Problem based learning, an educational intervention characterised by small group and self directed learning, is one of medical education's more recent success stories, at least in terms of its ubiquity. From its beginnings in McMaster University in the 1960s it has been adopted in undergraduate medical courses worldwide. It is also being used in postgraduate and continuing medical education.
Problem based learning has been the subject of at least four much quoted reviews, three published in the early 1990s and one more recently.1–4 Such attention is not surprising. What might be surprising is that the effects of such a popular educational approach are seemingly small, except in the area of student satisfaction. According to the reviews the extent of knowledge gained by such measures as performance in licensing examinations is at best unclear. Participants in problem based learning, however, can expect small gains in clinical reasoning.
The paper by Smits and colleagues in this issue provides a review of problem based learning in postgraduate and continuing education (p 153).5 It is, however, based on only six studies which met the authors' inclusion criteria for controlled study designs. The conclusions of the paper are similar to those of the major reviews. There is limited evidence that use of problem based learning in postgraduate and continuing medical education increases knowledge, doctor performance, and patient outcomes. There is moderate evidence for increased satisfaction of participants.
The debate on systematic reviews of problem based learning was taken to a new level with the publication of two articles in Medical Education in September 2000.6,7 They focused on the potential effects of research design on the findings of reviews. Albanese concentrated on effect size while Norman and Schmidt argued for a theory based approach to the study of educational interventions. Taking the debate to this level is timely given the recent interest in the nature of evidence in medical education research, particularly through the work of the best evidence medical education movement. Smits and his colleagues claim that controlled evaluation studies provide the best evidence of educational effectiveness. Despite claims in the paper to the contrary, this is not necessarily supported by the advocates of best evidence medical education, who have moved away from grading studies according to the gold standard of randomised control to a scheme based on criteria such as quality, utility, and strength of evidence.8 Norman and Schmidt provide a critique of the randomised control trial approach to researching curriculum interventions suggesting that such studies are doomed to fail. This is familiar to educational researchers outside medicine who some time ago abandoned the supremacy of randomised designs to embrace a range of quasi-experimental and qualitative designs.

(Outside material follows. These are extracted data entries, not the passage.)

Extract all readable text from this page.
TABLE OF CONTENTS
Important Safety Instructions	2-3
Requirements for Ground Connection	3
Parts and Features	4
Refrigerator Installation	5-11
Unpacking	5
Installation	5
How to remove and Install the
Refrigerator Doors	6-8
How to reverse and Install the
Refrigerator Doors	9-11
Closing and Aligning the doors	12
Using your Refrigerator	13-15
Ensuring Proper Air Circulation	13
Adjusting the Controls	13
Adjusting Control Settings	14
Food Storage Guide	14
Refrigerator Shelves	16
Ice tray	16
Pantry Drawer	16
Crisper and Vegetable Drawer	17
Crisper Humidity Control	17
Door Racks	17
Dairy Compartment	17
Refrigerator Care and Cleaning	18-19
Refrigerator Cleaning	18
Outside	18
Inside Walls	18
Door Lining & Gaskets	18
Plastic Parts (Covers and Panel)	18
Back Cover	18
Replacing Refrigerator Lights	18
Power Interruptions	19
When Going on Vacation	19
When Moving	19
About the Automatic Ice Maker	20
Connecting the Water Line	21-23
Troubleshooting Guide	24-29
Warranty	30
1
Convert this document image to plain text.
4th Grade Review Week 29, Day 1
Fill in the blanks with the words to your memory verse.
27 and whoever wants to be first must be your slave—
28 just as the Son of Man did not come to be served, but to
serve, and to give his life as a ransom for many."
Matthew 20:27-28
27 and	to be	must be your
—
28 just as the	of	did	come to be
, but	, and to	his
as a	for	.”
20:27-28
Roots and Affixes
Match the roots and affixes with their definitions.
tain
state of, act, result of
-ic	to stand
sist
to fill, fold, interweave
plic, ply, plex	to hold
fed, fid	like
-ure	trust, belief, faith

Three of the limitations of randomised control studies for studying educational interventions are highlighted by the paper. The first is randomisation. While randomisation is theoretically possible in educational research it is often not feasible nor justifiable. Is it justifiable to enrol medical professionals in postgraduate and continuing education programmes in which they are given no choice over the learning methods they will engage in? Furthermore, as Norman and Schmidt point out, randomisation relies on the maintenance of blind allocation.7 Maintaining blinding is rarely possible in research on educational interventions.
The second issue is control of variables. At the very least the intervention itself may be variable. There are many variants of problem based learning. The process of education depends on the context. A myriad of factors, including facilities and resources, teacher and student motivation, individual expectations, and institutional ethos affect the process. Again it is theoretically possible to control for such variables but in doing so the key factors that determine the success or failure of the intervention may be removed.
The third issue concerns the choice of appropriate outcome measures. There is much interest in the defining of clear outcomes for medical education and hence for medical education research.9,10 But the outcomes must be appropriate for the intervention. For example, is improved patient health an appropriate measure of educational effectiveness in continuing medical education? After all it is influenced by a whole range of factors within and outside a doctor's control.
Education is a discipline that is rich in theory. One of the functions of educational theory is to make predictions about outcomes and their relationships that can be tested through empirical work. Much research about medical education proceeds devoid of theory. More not less theory based research is needed7 so that researchers will focus on significant outcomes that are amenable to intervention.
There is a clear imperative to research the effects of educational interventions at all levels of medical education and training. The research, however, must be designed so that the findings can be truly ascribed to the intervention rather than being an artefact of the methods used.